Although certain parts of the due diligence can be carried out by accountants or financial experts, the support of a lawyer is essential for several reasons:

Identification of legal risks: A lawyer can identify problematic contractual clauses, hidden obligations or risks of litigation.

Drafting and negotiating documents: The acquisition generally involves several contracts (letter of intent, share or asset purchase agreement, guarantees, etc.) that the lawyer can draft and adapt to the buyer's needs.

Regulatory compliance: Ensuring that the target corporation complies with applicable laws and regulations.

Risk mitigation strategy: A lawyer can propose contractual guarantees to protect the buyer against possible future problems.

What due diligence helps to prevent

The absence of due diligence or incomplete due diligence can lead to many negative consequences. Here are some problems that due diligence helps to anticipate:

Discovery of hidden liabilities: An unpaid debt, an ongoing dispute, unknown contractual commitments.

Non-compliance with regulations: Problems with respect to tax laws, labor law or environmental obligations.

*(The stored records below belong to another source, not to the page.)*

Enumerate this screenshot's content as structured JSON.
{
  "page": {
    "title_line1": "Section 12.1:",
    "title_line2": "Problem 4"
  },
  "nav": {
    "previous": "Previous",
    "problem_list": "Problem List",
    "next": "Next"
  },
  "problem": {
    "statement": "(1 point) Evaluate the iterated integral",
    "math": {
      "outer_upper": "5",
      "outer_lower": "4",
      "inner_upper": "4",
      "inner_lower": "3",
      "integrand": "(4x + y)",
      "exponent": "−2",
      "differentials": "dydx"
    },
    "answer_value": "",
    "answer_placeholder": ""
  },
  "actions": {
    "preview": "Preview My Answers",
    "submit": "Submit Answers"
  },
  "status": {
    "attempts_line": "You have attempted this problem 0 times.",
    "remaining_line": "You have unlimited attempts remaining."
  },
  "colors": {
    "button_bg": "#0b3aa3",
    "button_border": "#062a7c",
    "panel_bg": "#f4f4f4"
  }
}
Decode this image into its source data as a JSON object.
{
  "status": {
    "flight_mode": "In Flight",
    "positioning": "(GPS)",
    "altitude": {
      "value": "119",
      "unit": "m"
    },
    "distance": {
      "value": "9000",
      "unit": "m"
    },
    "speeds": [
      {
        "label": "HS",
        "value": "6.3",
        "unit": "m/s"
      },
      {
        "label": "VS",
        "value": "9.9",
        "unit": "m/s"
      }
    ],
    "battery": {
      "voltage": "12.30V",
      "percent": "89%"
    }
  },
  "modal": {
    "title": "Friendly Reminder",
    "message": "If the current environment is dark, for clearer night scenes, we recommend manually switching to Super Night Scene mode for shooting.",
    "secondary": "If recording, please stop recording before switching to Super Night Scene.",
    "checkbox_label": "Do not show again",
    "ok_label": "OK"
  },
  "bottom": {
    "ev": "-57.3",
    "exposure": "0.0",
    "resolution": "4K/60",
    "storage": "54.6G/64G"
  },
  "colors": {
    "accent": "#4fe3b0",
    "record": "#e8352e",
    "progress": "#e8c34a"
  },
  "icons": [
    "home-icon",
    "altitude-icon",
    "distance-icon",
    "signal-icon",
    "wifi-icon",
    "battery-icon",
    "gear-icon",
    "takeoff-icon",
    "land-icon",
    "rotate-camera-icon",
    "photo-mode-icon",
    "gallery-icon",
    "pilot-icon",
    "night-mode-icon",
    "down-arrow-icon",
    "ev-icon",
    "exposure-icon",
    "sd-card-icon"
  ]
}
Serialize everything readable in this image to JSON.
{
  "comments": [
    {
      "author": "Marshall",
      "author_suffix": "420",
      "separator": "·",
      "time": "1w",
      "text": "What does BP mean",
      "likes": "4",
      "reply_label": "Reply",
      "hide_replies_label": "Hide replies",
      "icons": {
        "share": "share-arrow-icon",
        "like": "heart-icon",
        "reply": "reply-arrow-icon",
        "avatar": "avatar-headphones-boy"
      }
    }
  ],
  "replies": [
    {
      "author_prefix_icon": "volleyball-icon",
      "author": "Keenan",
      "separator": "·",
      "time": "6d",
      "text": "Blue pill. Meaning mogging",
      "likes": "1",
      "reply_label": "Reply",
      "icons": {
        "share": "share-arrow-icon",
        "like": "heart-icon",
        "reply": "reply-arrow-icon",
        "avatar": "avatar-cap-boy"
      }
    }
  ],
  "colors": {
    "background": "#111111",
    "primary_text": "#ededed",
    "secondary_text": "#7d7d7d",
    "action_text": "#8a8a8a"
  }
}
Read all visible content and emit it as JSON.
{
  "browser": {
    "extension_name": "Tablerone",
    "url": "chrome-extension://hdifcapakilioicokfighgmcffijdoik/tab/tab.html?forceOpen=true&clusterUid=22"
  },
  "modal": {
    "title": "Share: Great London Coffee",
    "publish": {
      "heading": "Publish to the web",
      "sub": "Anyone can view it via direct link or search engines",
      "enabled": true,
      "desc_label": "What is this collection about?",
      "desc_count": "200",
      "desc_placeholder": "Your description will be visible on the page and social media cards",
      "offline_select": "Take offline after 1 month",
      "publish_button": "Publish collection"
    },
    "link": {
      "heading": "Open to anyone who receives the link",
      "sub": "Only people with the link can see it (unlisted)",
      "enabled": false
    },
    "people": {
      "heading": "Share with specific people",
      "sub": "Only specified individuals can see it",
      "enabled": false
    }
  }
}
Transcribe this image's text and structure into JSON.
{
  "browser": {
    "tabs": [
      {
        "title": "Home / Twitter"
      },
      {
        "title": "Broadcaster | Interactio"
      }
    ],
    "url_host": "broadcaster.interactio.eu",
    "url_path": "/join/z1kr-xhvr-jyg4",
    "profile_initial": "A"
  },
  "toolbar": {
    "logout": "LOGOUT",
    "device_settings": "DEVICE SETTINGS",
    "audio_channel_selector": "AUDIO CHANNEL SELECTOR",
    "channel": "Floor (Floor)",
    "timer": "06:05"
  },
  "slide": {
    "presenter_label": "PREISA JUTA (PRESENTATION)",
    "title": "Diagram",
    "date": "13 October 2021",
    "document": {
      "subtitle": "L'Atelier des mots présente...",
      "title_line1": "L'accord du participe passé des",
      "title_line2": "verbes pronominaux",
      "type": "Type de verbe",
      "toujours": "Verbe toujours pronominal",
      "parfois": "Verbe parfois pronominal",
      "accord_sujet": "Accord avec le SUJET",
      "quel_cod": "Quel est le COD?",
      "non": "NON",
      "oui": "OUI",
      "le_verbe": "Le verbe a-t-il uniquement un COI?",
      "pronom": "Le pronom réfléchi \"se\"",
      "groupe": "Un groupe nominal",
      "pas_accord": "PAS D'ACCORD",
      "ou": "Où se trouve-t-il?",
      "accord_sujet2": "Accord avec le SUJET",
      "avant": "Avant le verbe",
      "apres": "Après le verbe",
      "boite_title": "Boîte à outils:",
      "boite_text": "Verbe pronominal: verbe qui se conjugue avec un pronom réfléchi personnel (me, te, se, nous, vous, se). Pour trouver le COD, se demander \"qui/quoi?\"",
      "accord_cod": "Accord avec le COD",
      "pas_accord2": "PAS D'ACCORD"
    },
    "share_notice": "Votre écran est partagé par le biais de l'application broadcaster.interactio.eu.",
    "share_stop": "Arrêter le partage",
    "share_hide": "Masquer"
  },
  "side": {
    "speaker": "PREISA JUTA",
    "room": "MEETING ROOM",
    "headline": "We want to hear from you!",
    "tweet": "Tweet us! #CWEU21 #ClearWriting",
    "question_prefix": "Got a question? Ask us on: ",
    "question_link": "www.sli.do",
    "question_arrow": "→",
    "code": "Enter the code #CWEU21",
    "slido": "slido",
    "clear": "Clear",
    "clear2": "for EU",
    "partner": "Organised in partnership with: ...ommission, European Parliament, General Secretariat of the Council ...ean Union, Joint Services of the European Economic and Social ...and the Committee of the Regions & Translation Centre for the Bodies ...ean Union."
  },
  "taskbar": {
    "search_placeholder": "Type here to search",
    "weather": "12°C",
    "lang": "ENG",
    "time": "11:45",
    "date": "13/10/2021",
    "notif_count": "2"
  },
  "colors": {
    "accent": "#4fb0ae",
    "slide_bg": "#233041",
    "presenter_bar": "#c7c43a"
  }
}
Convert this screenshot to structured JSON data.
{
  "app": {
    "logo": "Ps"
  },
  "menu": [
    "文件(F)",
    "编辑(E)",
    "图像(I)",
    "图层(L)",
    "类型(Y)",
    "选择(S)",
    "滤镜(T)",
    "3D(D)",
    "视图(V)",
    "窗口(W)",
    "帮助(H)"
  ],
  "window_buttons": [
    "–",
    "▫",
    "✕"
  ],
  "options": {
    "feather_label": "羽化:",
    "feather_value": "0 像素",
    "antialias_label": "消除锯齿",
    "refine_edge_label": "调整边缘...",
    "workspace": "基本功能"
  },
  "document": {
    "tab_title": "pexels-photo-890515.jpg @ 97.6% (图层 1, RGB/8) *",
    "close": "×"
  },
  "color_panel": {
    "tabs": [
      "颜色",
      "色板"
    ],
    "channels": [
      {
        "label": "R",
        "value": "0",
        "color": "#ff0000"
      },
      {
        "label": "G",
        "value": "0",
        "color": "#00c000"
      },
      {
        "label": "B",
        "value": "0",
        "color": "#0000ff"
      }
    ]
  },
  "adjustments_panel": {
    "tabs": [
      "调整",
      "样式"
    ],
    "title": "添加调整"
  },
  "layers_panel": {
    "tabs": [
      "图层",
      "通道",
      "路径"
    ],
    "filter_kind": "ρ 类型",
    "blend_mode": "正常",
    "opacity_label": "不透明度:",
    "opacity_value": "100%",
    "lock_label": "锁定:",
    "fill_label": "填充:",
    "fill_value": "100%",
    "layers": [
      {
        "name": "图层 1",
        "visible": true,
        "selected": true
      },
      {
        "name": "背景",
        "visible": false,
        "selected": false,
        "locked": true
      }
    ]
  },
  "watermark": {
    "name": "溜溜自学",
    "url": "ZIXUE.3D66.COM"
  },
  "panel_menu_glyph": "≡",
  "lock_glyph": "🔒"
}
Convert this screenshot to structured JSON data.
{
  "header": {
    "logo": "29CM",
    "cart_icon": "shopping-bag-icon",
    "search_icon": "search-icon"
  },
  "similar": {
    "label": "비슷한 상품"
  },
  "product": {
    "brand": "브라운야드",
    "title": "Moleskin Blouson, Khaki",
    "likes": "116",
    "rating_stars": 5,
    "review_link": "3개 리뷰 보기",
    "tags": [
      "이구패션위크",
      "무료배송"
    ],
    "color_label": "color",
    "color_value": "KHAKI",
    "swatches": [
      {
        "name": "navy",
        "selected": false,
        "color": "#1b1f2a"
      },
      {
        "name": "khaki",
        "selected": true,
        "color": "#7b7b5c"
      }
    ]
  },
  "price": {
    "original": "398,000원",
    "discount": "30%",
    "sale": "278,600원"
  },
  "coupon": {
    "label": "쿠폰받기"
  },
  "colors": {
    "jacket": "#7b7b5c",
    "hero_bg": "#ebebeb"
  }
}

Overestimation of the value of the corporation: If the real profits are lower than those presented by the seller.

Intellectual property issues: A poorly protected patent or trademark can be a source of conflict.

Excessive dependence on a single customer or supplier: A high concentration of sales with a single party can represent a significant risk.

Conclusion

Due diligence is a crucial step in the process of acquiring an SME. It allows risks to be identified and mitigated, a clear view of the targeted corporation to be obtained and a secure transaction to be ensured. Calling on a lawyer specialized in business law is essential to guarantee an exhaustive verification and protect the buyer's interests. A well-conducted due diligence is not only a guarantee of security, but also a strategic asset to maximize the value of the investment.